Tal decisão não era inesperada, visto que a obrigação de vacinação para outras doenças já é requisito para o acesso a programas sociais e viagens internacionais. Logo, a Corte permite que os entes federativos adotem políticas para garantir a ampliação da vacinação. No caso em questão, a possibilidade de que entes públicos e privados adotem medidas que contribuem com isso se somam ao poder de subordinação do empregado ao empregador. Há, ainda, o dever de o empregador garantir a segurança e a existência de um ambiente saudável para os seus colaboradores e funcionários.

A ponderação a ser feita, em meio a um choque de princípios, qual seja a liberdade individual e a garantia coletiva de saúde, deve ser no sentido de preponderância do interesse coletivo, da saúde pública, principalmente em um cenário pandêmico grave. Assim entendeu o ministro Barroso na decisão que atendeu ao pedido de tutela de urgência que solicitava a suspensão da portaria do MPT em questão. Barroso pontuou que “em tais condições, é razoável o entendimento de que a presença de empregados não vacinados no âmbito da empresa enseja ameaça para a saúde dos demais trabalhadores, risco de danos à segurança e à saúde do meio ambiente laboral e de comprometimento da saúde do público com o qual a empresa interage.” [1]

A interpretação do ministro garante que deva haver uma justificativa plausível para a não vacinação, como a recomendação médica para tanto. A escolha individual não pode ser absoluta no sentido de colocar a vida de outras pessoas em risco e não pode o empregador ser obrigado a arcar com ônus decorrentes de escolhas particulares alheias à sua vontade, como foi o caso de obrigar que eles arcassem com o custo de realização regular de testes para notificação da doença. Nessa linha, o ministro também demonstrou que não havia norma prevendo tais disposições, qual seja a obrigação de que o empregador arcasse com os custos relativos aos testes bem como a proibição de demissão por justa causa de empregados que se recusassem a vacinar[2]. Deste modo, como aqui já fora afirmado, não poderia se usar do poder regulamentar para criar direitos, competência reservada à legislação ordinária.

Portanto, não se trata de proteção contra a discriminação do trabalhador que recusa a vacina, como disse o governo. O objetivo real é tornar efetiva a garantia do princípio da legalidade, que exige lei para criar ou extinguir direitos e deveres, bem como da proteção integral da saúde geral e do trabalhador – compreendido como um bem maior que tem preponderância ante ao direito individual de recusar a vacinação. Da mesma forma que o indivíduo pode se negar a se vacinar, o empregador pode recusar sua contratação com a justificativa de garantir a segurança sanitária do local de trabalho.

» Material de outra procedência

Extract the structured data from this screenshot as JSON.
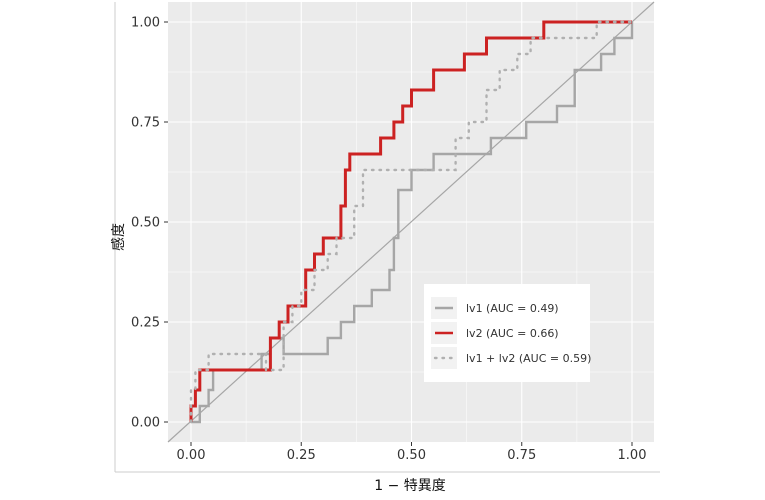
{
  "chart_data": {
    "type": "line",
    "xlabel": "1 − 特異度",
    "ylabel": "感度",
    "xlim": [
      0,
      1
    ],
    "ylim": [
      0,
      1
    ],
    "xticks": [
      "0.00",
      "0.25",
      "0.50",
      "0.75",
      "1.00"
    ],
    "yticks": [
      "0.00",
      "0.25",
      "0.50",
      "0.75",
      "1.00"
    ],
    "grid": true,
    "legend_position": "bottom-right",
    "series": [
      {
        "name": "lv1 (AUC = 0.49)",
        "color": "#a6a6a6",
        "style": "solid",
        "x": [
          0,
          0.02,
          0.02,
          0.04,
          0.04,
          0.05,
          0.05,
          0.16,
          0.16,
          0.18,
          0.18,
          0.21,
          0.21,
          0.31,
          0.31,
          0.34,
          0.34,
          0.37,
          0.37,
          0.41,
          0.41,
          0.45,
          0.45,
          0.46,
          0.46,
          0.47,
          0.47,
          0.5,
          0.5,
          0.55,
          0.55,
          0.68,
          0.68,
          0.76,
          0.76,
          0.83,
          0.83,
          0.87,
          0.87,
          0.93,
          0.93,
          0.96,
          0.96,
          1.0,
          1.0
        ],
        "y": [
          0,
          0,
          0.04,
          0.04,
          0.08,
          0.08,
          0.13,
          0.13,
          0.17,
          0.17,
          0.21,
          0.21,
          0.17,
          0.17,
          0.21,
          0.21,
          0.25,
          0.25,
          0.29,
          0.29,
          0.33,
          0.33,
          0.38,
          0.38,
          0.46,
          0.46,
          0.58,
          0.58,
          0.63,
          0.63,
          0.67,
          0.67,
          0.71,
          0.71,
          0.75,
          0.75,
          0.79,
          0.79,
          0.88,
          0.88,
          0.92,
          0.92,
          0.96,
          0.96,
          1.0
        ]
      },
      {
        "name": "lv2 (AUC = 0.66)",
        "color": "#cc2222",
        "style": "solid",
        "x": [
          0,
          0,
          0.01,
          0.01,
          0.02,
          0.02,
          0.18,
          0.18,
          0.2,
          0.2,
          0.22,
          0.22,
          0.26,
          0.26,
          0.28,
          0.28,
          0.3,
          0.3,
          0.34,
          0.34,
          0.35,
          0.35,
          0.36,
          0.36,
          0.43,
          0.43,
          0.46,
          0.46,
          0.48,
          0.48,
          0.5,
          0.5,
          0.55,
          0.55,
          0.62,
          0.62,
          0.67,
          0.67,
          0.8,
          0.8,
          1.0
        ],
        "y": [
          0,
          0.04,
          0.04,
          0.08,
          0.08,
          0.13,
          0.13,
          0.21,
          0.21,
          0.25,
          0.25,
          0.29,
          0.29,
          0.38,
          0.38,
          0.42,
          0.42,
          0.46,
          0.46,
          0.54,
          0.54,
          0.63,
          0.63,
          0.67,
          0.67,
          0.71,
          0.71,
          0.75,
          0.75,
          0.79,
          0.79,
          0.83,
          0.83,
          0.88,
          0.88,
          0.92,
          0.92,
          0.96,
          0.96,
          1.0,
          1.0
        ]
      },
      {
        "name": "lv1 + lv2 (AUC = 0.59)",
        "color": "#b0b0b0",
        "style": "dotted",
        "x": [
          0,
          0,
          0.01,
          0.01,
          0.04,
          0.04,
          0.17,
          0.17,
          0.21,
          0.21,
          0.23,
          0.23,
          0.25,
          0.25,
          0.28,
          0.28,
          0.31,
          0.31,
          0.33,
          0.33,
          0.37,
          0.37,
          0.39,
          0.39,
          0.44,
          0.44,
          0.6,
          0.6,
          0.63,
          0.63,
          0.67,
          0.67,
          0.7,
          0.7,
          0.74,
          0.74,
          0.77,
          0.77,
          0.8,
          0.8,
          0.92,
          0.92,
          1.0,
          1.0
        ],
        "y": [
          0,
          0.08,
          0.08,
          0.13,
          0.13,
          0.17,
          0.17,
          0.13,
          0.13,
          0.25,
          0.25,
          0.29,
          0.29,
          0.33,
          0.33,
          0.38,
          0.38,
          0.42,
          0.42,
          0.46,
          0.46,
          0.54,
          0.54,
          0.63,
          0.63,
          0.63,
          0.63,
          0.71,
          0.71,
          0.75,
          0.75,
          0.83,
          0.83,
          0.88,
          0.88,
          0.92,
          0.92,
          0.96,
          0.96,
          0.96,
          0.96,
          1.0,
          1.0,
          1.0
        ]
      }
    ],
    "reference_line": {
      "x": [
        0,
        1
      ],
      "y": [
        0,
        1
      ],
      "color": "#a6a6a6"
    }
  }
}
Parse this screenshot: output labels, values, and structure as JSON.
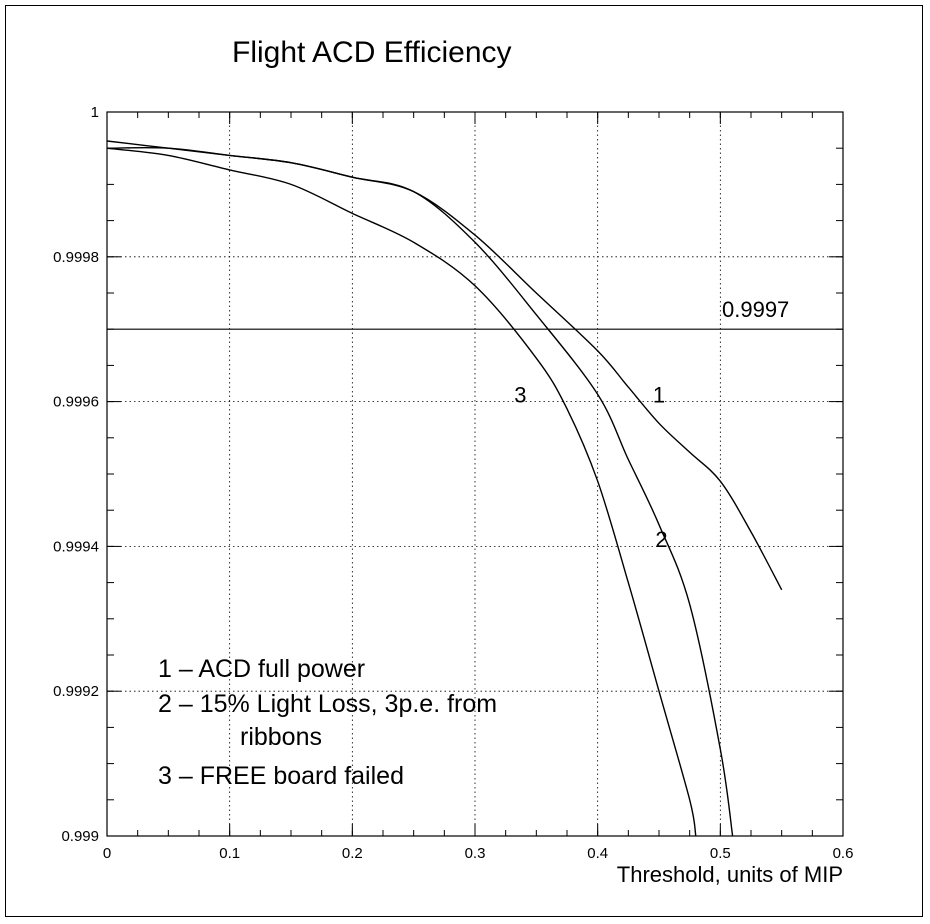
{
  "chart_data": {
    "type": "line",
    "title": "Flight ACD Efficiency",
    "xlabel": "Threshold, units of MIP",
    "ylabel": "",
    "xlim": [
      0,
      0.6
    ],
    "ylim": [
      0.999,
      1.0
    ],
    "grid": true,
    "x_ticks": [
      0,
      0.1,
      0.2,
      0.3,
      0.4,
      0.5,
      0.6
    ],
    "x_tick_labels": [
      "0",
      "0.1",
      "0.2",
      "0.3",
      "0.4",
      "0.5",
      "0.6"
    ],
    "y_ticks": [
      0.999,
      0.9992,
      0.9994,
      0.9996,
      0.9998,
      1.0
    ],
    "y_tick_labels": [
      "0.999",
      "0.9992",
      "0.9994",
      "0.9996",
      "0.9998",
      "1"
    ],
    "reference_line": {
      "y": 0.9997,
      "label": "0.9997"
    },
    "series": [
      {
        "name": "1",
        "x": [
          0,
          0.05,
          0.1,
          0.15,
          0.2,
          0.25,
          0.3,
          0.35,
          0.4,
          0.425,
          0.45,
          0.475,
          0.5,
          0.525,
          0.55
        ],
        "y": [
          0.99996,
          0.99995,
          0.99994,
          0.99993,
          0.99991,
          0.99989,
          0.99983,
          0.99975,
          0.99967,
          0.99962,
          0.99957,
          0.99953,
          0.99949,
          0.99942,
          0.99934
        ]
      },
      {
        "name": "2",
        "x": [
          0,
          0.05,
          0.1,
          0.15,
          0.2,
          0.25,
          0.3,
          0.35,
          0.4,
          0.425,
          0.45,
          0.475,
          0.5,
          0.51
        ],
        "y": [
          0.99995,
          0.99995,
          0.99994,
          0.99993,
          0.99991,
          0.99989,
          0.99982,
          0.99972,
          0.99961,
          0.99952,
          0.99943,
          0.99932,
          0.99912,
          0.999
        ]
      },
      {
        "name": "3",
        "x": [
          0,
          0.05,
          0.1,
          0.15,
          0.2,
          0.25,
          0.3,
          0.35,
          0.375,
          0.4,
          0.425,
          0.45,
          0.475,
          0.48
        ],
        "y": [
          0.99995,
          0.99994,
          0.99992,
          0.9999,
          0.99986,
          0.99982,
          0.99976,
          0.99966,
          0.99959,
          0.99949,
          0.99935,
          0.9992,
          0.99905,
          0.999
        ]
      }
    ],
    "curve_labels": [
      {
        "text": "1",
        "x": 0.445,
        "y": 0.99961
      },
      {
        "text": "2",
        "x": 0.447,
        "y": 0.99941
      },
      {
        "text": "3",
        "x": 0.332,
        "y": 0.99961
      }
    ],
    "legend": {
      "placement": "bottom-left",
      "entries": [
        "1 – ACD full power",
        "2 – 15% Light Loss, 3p.e. from",
        "ribbons",
        "3 – FREE board failed"
      ]
    }
  }
}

Logo, o que se verifica é que a medida adotada pelo Ministério do Trabalho na Portaria 620/2021 se tratava de retórica do governo para acenar para a sua base eleitoral. Por todos os aspectos técnicos e pela jurisprudência da Corte, é possível interpretar que o Planalto já esperava que a portaria fosse derrubada, mas tal cenário se enquadrava perfeitamente no discurso de que foi o STF que não deixou o presidente Bolsonaro governar e adotar medidas para a proteção de direitos individuais e de atos com o fim de amenizar os efeitos da pandemia, o que favorece manter mobilizada sua base para as eleições que se aproximam.

 

[1] STF. ADPF 898. Relatoria: ministro Luís Roberto Barroso, p. 7.

[2] STF. ADPF 898. Relatoria: ministro Luís Roberto Barroso, p. 13.